Возможно, создается впечатление, что я и не спрашивала о своем отце. Это не так, я спрашивала о нем и с детской наивностью иногда шептала, что мне хотелось, чтобы у меня, как и у других девочек, тоже был папа! Мне хотелось знать о нем все, и мать описывала мне его внешность: красивые черты лица, выразительные умные глаза, высокую фигуру. Иногда, получив от курьера письмо, она показывала мне подпись: «Смотри, это почерк твоего отца». Время от времени она в уклончивых выражениях объясняла мне, что важные дела вынуждают отца жить вдалеке от нас и я смогу увидеть его, только когда вырасту. И больше ничего. Когда я подросла и стала размышлять на эту тему, то перестала расспрашивать мать, прекрасно понимая, что отвечать ей не хочется.


Клео в детстве


По правде говоря, из-за отсутствия отца я не чувствовала никакой пустоты в жизни, когда была ребенком. Мы с матерью были так близки, что наша жизнь вдвоем не допускала никакого чувства одиночества или брошенности. Она во всем шла мне навстречу, удовлетворяя все мои нужды и желания, давая все, о чем ребенок только может мечтать. Мне кажется, никакая мать не дала своему ребенку столько радости и прекрасных воспоминаний, как моя Зенси. Ее любовь по-прежнему остается самым драгоценным подарком, который я получила от судьбы. Чем только я не обязана матери! Я унаследовала `ее вкус и способности к музыке, если вообще не весь талант, ее уравновешенность, веселый нрав и невероятную чувствительность. И хотя последняя черта характера делает меня очень уязвимой, она позволяет мне испытывать такую богатую гамму эмоций, что жаловаться было бы лютой неблагодарностью.
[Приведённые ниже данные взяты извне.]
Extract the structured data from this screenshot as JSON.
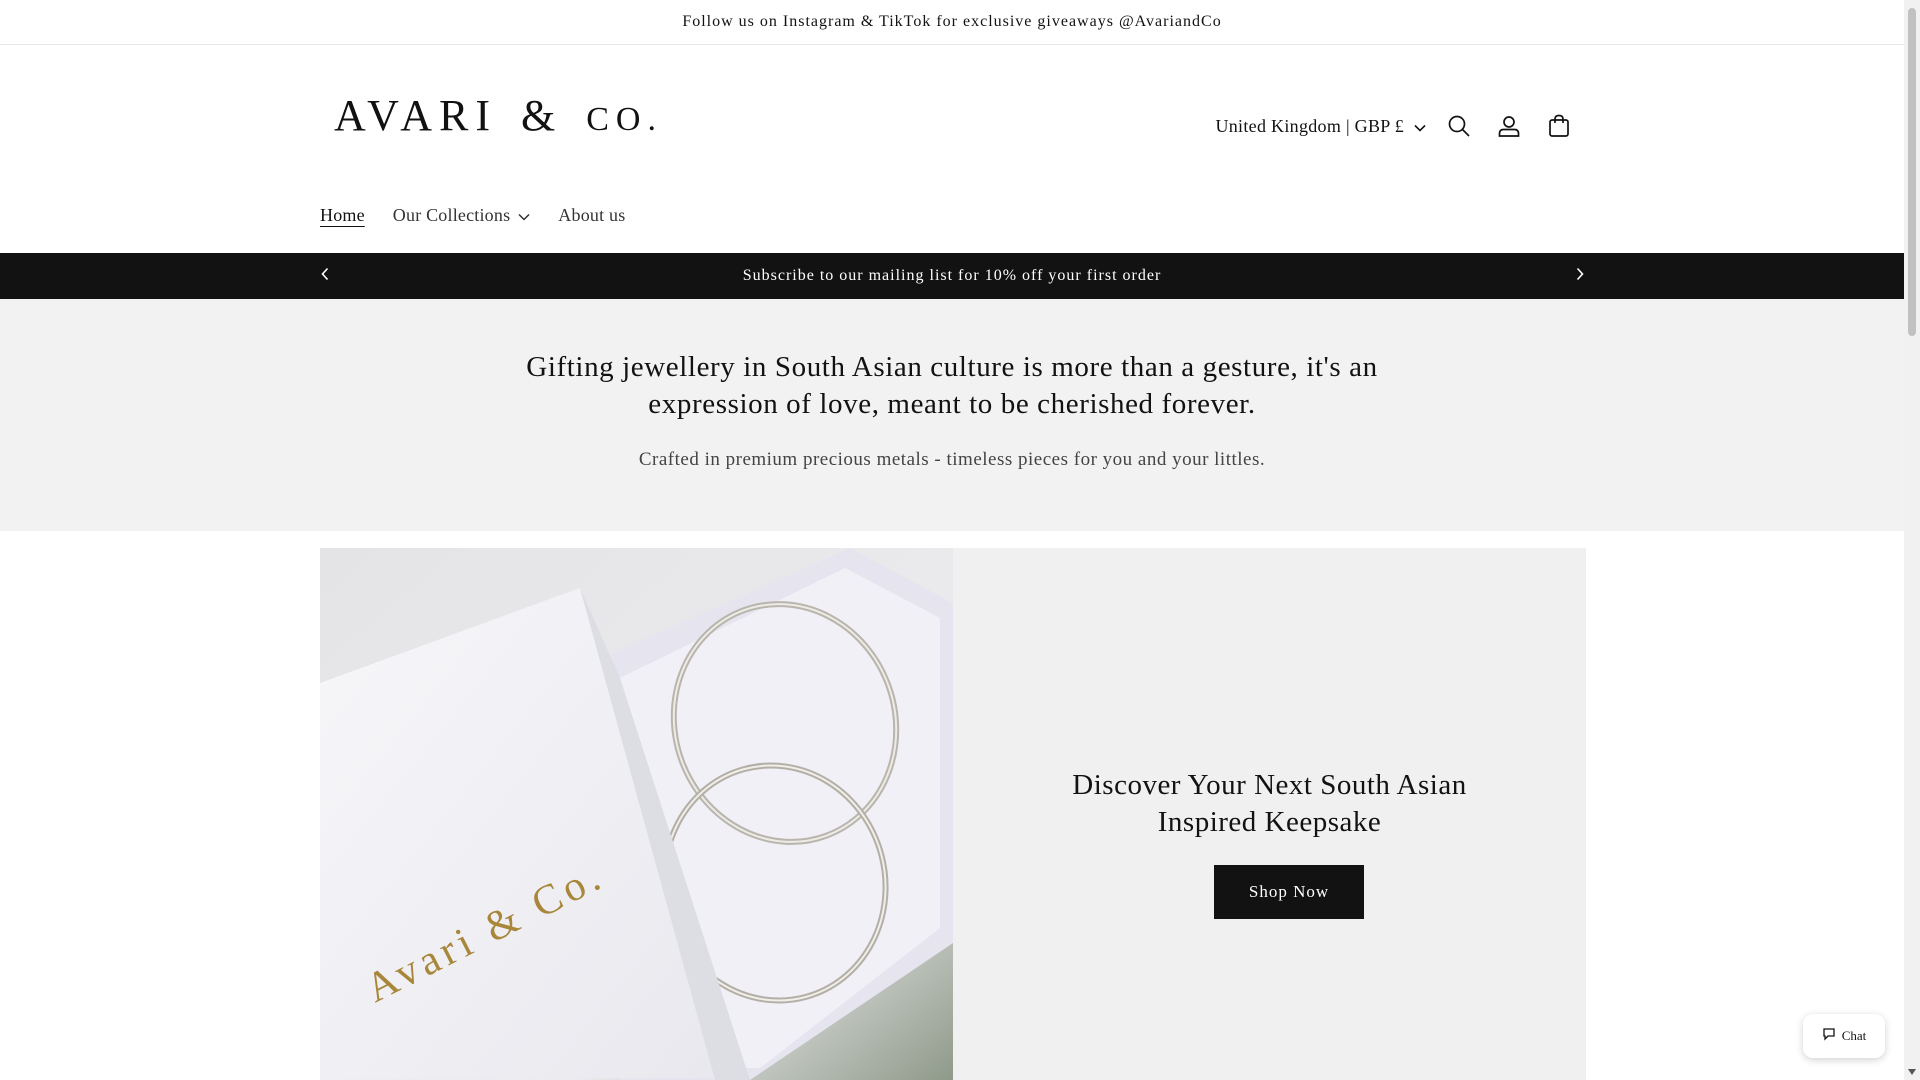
{
  "announcement": {
    "text": "Follow us on Instagram & TikTok for exclusive giveaways @AvariandCo"
  },
  "header": {
    "logo": {
      "main": "AVARI",
      "amp": "&",
      "co": "CO."
    },
    "country_selector": "United Kingdom | GBP £",
    "icons": [
      "search-icon",
      "account-icon",
      "cart-icon"
    ]
  },
  "nav": {
    "items": [
      {
        "label": "Home",
        "active": true
      },
      {
        "label": "Our Collections",
        "has_dropdown": true
      },
      {
        "label": "About us"
      }
    ]
  },
  "promo_bar": {
    "text": "Subscribe to our mailing list for 10% off your first order"
  },
  "intro": {
    "heading_line1": "Gifting jewellery in South Asian culture is more than a gesture, it's an",
    "heading_line2": "expression of love, meant to be cherished forever.",
    "subtext": "Crafted in premium precious metals - timeless pieces for you and your littles."
  },
  "feature": {
    "image_box_text": "Avari & Co.",
    "heading_line1": "Discover Your Next South Asian",
    "heading_line2": "Inspired Keepsake",
    "button_label": "Shop Now"
  },
  "chat": {
    "label": "Chat"
  },
  "colors": {
    "dark": "#121212",
    "light_bg": "#f2f2f2",
    "gold": "#a8863a"
  }
}
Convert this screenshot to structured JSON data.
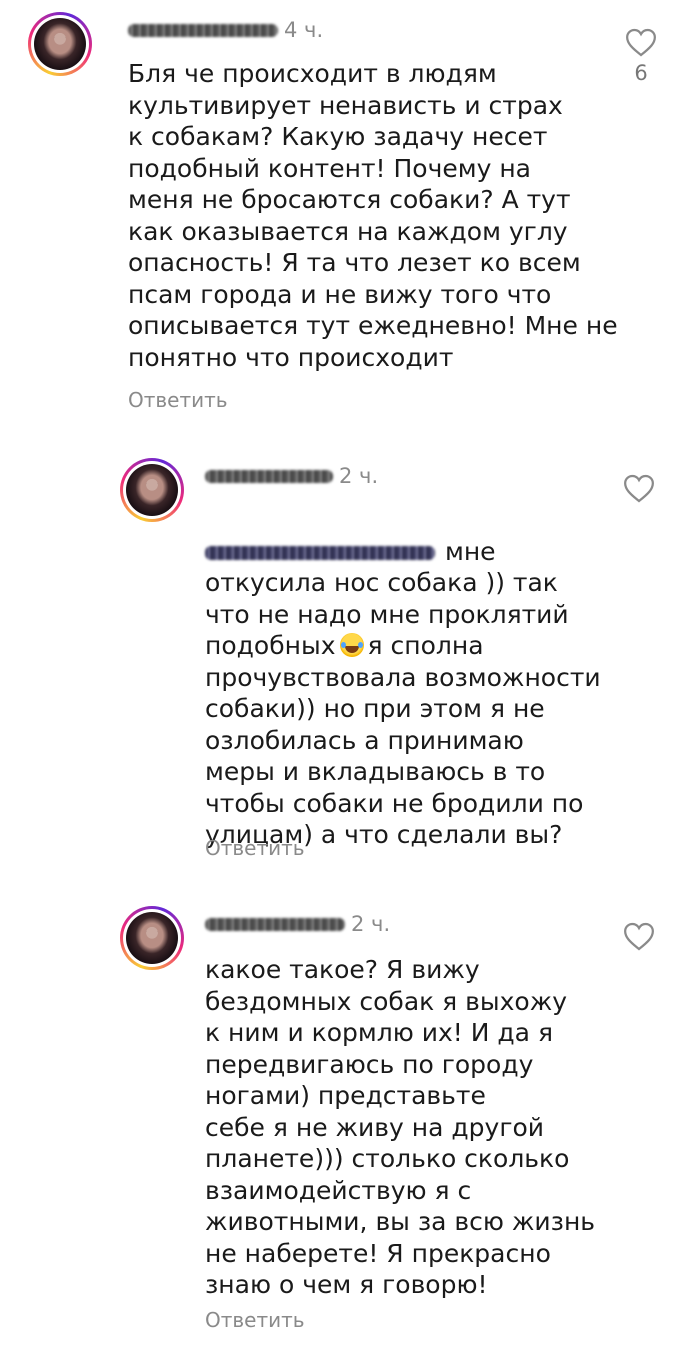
{
  "comments": [
    {
      "username": "nstorjvolkt",
      "time": "4 ч.",
      "text": "Бля че происходит в людям\nкультивирует ненависть и страх\nк собакам? Какую задачу несет\nподобный контент! Почему на\nменя не бросаются собаки? А тут\nкак оказывается на каждом углу\nопасность! Я та что лезет ко всем\nпсам города и не вижу того что\nописывается тут ежедневно! Мне не\nпонятно что происходит",
      "reply_label": "Ответить",
      "likes": "6",
      "like_icon": "heart-outline-icon"
    },
    {
      "username": "vikrtoryvod",
      "time": "2 ч.",
      "mention": "@marichka_02_01_08",
      "text_after_mention": "мне",
      "text": "откусила нос собака )) так\nчто не надо мне проклятий\nподобных",
      "emoji": "face-with-tears-of-joy-icon",
      "text_after_emoji": "я сполна\nпрочувствовала возможности\nсобаки)) но при этом я не\nозлобилась а принимаю\nмеры и вкладываюсь в то\nчтобы собаки не бродили по\nулицам) а что сделали вы?",
      "reply_label": "Ответить",
      "like_icon": "heart-outline-icon"
    },
    {
      "username": "nstorjvolkt",
      "time": "2 ч.",
      "text": "какое такое?  Я вижу\nбездомных собак я выхожу\nк ним и кормлю их! И да я\nпередвигаюсь по городу\nногами) представьте\nсебе я не живу на другой\nпланете))) столько сколько\nвзаимодействую я с\nживотными, вы за всю жизнь\nне наберете! Я прекрасно\nзнаю о чем я говорю!",
      "reply_label": "Ответить",
      "like_icon": "heart-outline-icon"
    }
  ]
}
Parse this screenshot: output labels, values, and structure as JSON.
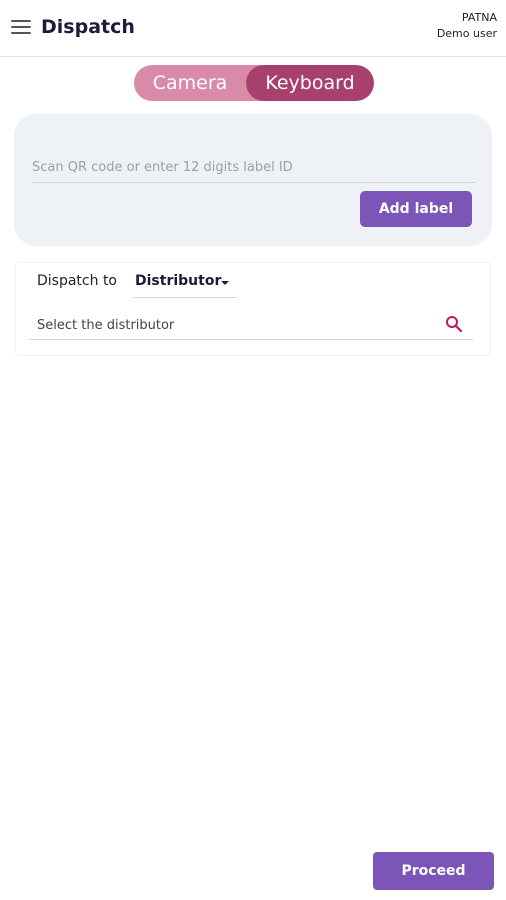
{
  "header": {
    "title": "Dispatch",
    "location": "PATNA",
    "user": "Demo user"
  },
  "mode_toggle": {
    "camera_label": "Camera",
    "keyboard_label": "Keyboard",
    "selected": "Keyboard"
  },
  "scan": {
    "placeholder": "Scan QR code or enter 12 digits label ID",
    "value": "",
    "add_label_button": "Add label"
  },
  "dispatch": {
    "dispatch_to_label": "Dispatch to",
    "selected_type": "Distributor",
    "search_placeholder": "Select the distributor"
  },
  "footer": {
    "proceed_button": "Proceed"
  },
  "colors": {
    "accent_purple": "#7b55b8",
    "toggle_active": "#a8406d",
    "toggle_inactive": "#d98aa8",
    "scan_card_bg": "#eef1f6",
    "search_icon": "#c2185b"
  }
}
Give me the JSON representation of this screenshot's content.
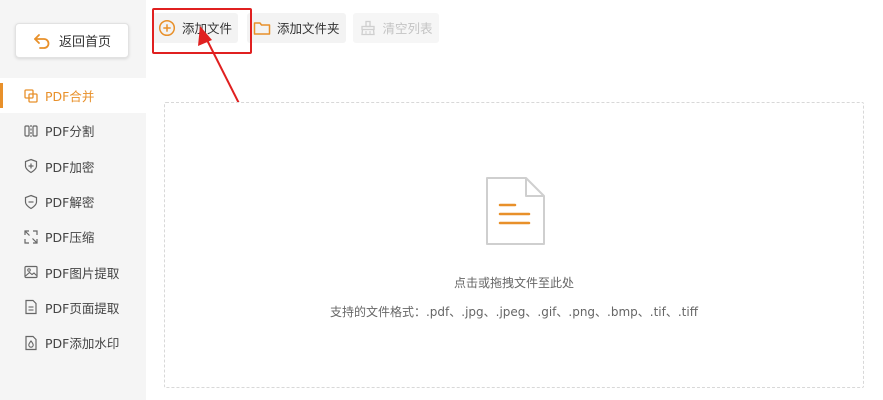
{
  "sidebar": {
    "back_label": "返回首页",
    "items": [
      {
        "label": "PDF合并",
        "icon": "merge-icon",
        "active": true
      },
      {
        "label": "PDF分割",
        "icon": "split-icon"
      },
      {
        "label": "PDF加密",
        "icon": "shield-plus-icon"
      },
      {
        "label": "PDF解密",
        "icon": "shield-minus-icon"
      },
      {
        "label": "PDF压缩",
        "icon": "compress-icon"
      },
      {
        "label": "PDF图片提取",
        "icon": "image-icon"
      },
      {
        "label": "PDF页面提取",
        "icon": "page-icon"
      },
      {
        "label": "PDF添加水印",
        "icon": "watermark-icon"
      }
    ]
  },
  "toolbar": {
    "add_file_label": "添加文件",
    "add_folder_label": "添加文件夹",
    "clear_list_label": "清空列表"
  },
  "drop_zone": {
    "hint": "点击或拖拽文件至此处",
    "formats": "支持的文件格式：.pdf、.jpg、.jpeg、.gif、.png、.bmp、.tif、.tiff"
  },
  "colors": {
    "accent": "#e8902a",
    "highlight": "#e02020"
  }
}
Наконец, моим воспитанием мать занималась с несравненным тщанием, самоотверженностью и с вызывающей восхищение нежностью. Нет, никогда женщина не посвящала себя материнству с таким глубоким самозабвением! Единственное, что могу сказать: она ограничивала себя во всем остальном: ни одно удовольствие, которое я не могла с ней разделить, она себе не позволяла.

Единственное, что меня утешает при мысли обо всех лишениях, которые она терпела ради меня, так это то, что я тоже в свою очередь сделала ее счастливой: своей любовью, заботой, усердием, страстью к работе, да и самим своим успехом, в конце концов.

* * *

Несмотря на то что она была веселой, задорной и полной жизни, у нее был твердый характер и авторитет. Достаточно было одного ее слова, чтобы я слушалась и исполняла то, что требовалось; но в то же время она была терпеливой и понимающей. Правда, этими качествами мне не приходилось особенно пользоваться. Зачем было испытывать ее терпение и быть непослушной, я же была совершенно счастлива и всем довольна.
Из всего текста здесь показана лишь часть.